GranMilano
Mancava solo l'insulsaggine dell'Onu per complicare il traffico
Jean Todt parla di sicurezza stradale per conto delle Nazioni Unite, dando vita a un iniziativa di discutibile utilità: mentre Sala e Salvini litigano sull'aumento degli autovelox, Milano continua a soffrire di un trasporto pubblico dimezzato rispetto alle altre città europee
Che l’Onu sia un’organizzazione costosa e sostanzialmente inutile, quando non dannosa, basterebbero le pessime dichiarazioni e le molte omissioni di António Guterres, dal 7 ottobre in poi, a chiarirlo. Ma Milano non ha mancato di contribuire alla voce spese inutili, così il settembre cittadino si è aperto con lo show francamente non imperdibile di Jean Todt, un vita nell’industria automobilistica e ora diventato “a tempo pieno” inviato speciale dell’Onu per la sicurezza stradale. E’ venuto a lanciare l’allarme per una “pandemia silenziosa” che produce 1,19 milioni di morti all’anno sulle strade e a sponsorizzare, come rimedio, una campagna di sensibilizzazione costituita da poster ti in cui campioni dello sport come Drogba inviano a “indossare la cintura di sicurezza”, o Kylie Minogue a non guidare se sei è stanchi. Soldi sottratti alla Fao, diciamo. Ma c’è poi la sostanza. Secondo i dati forniti il 90 per cento degli incidenti mortali avviene in paesi in via di sviluppo, dove sono addirittura la principale causa di morte tra i 5 e i 29 anni. In Italia, dove dal 2001 il tasso di mortalità è calato con le stesse percentuali di quello europeo (meno 42 per cento) i morti per incidenti stradali sono meno dell’1 per cento. Dato che resta tanto e si dovrà impegnarsi a farlo scendere ancora, ma l’utilità in tal senso della campagna Onu è tutta da dimostrare. Ma il red carpet di di Todt a Palazzo Marino lunedì ha avuto un senso politico chiaro, seppure sfumato e senza nessun confronto diretto (non previsto dal cerimoniale).

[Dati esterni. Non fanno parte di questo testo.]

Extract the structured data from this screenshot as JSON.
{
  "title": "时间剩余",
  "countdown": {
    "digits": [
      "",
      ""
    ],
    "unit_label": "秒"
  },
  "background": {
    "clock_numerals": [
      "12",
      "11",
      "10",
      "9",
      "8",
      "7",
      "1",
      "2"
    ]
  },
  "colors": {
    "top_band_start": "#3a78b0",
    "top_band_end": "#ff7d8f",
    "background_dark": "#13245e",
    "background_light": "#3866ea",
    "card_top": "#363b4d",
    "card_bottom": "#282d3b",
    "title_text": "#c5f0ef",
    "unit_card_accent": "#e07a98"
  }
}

Da un lato c’era Beppe Sala, il sindaco che ha consacrato il suo secondo mandato, mercé scelte discutibili e discusse dei suoi assessori alla mobilità e all’ambiente, alla diminuzione del traffico privato e a porre le basi per una sua futura totale abolizione. Sala ha sposato in pieno le linee della campagna Onu (“la sicurezza stradale è una materia sulla quale dobbiamo trovare una sintesi”) e ribadito le sue idee guida: limite dei trenta all’ora nelle strade scolastiche; più autovelox (“servono le sanzioni”), allargamento dei marciapiedi. Dall’altra parte c’era il ministro delle Infrastrutture, Matteo Salvini, con più promesse che proposte, molta antipatia per gli autovelox e il nuovo Codice della strada ancora tutto da verificare in promozione. Su chi abbia ragione si sospenderà il giudizio, e di certo Sala fa bene a ribadire che il problema della sicurezza stradale è importante, anche senza dover prendere sul serio le bellurie di Todt.
C’è però un serio problema, su cui Salvini mostra di non avere idee e su cui Sala invece svicola con l’abilità di un ciclista: Milano (e la Città metropolitana) ha bisogno di sicurezza, ma anche di aumentare la mobilità. E stringere le strade anche a grande percorrenza, aumentare i balzelli d’ingresso (in ogni caso, le strette su Area B non hanno funzionato) e togliere parcheggi non risolve, anzi aggrava, il problema di chi si muove per lavoro e, se proviene dai comuni dell’hinterland, non ha nessuna alternativa reale all’auto o al furgone. In più, alla faccia della mobilità dolce, Milano resta una città con la metà delle metropolitane delle altre parigrado europee e Atm nel frattempo riduce le corse e perde personale. Forse il Comune dovrebbe interessarsi per prima cosa di queste debolezze strutturali.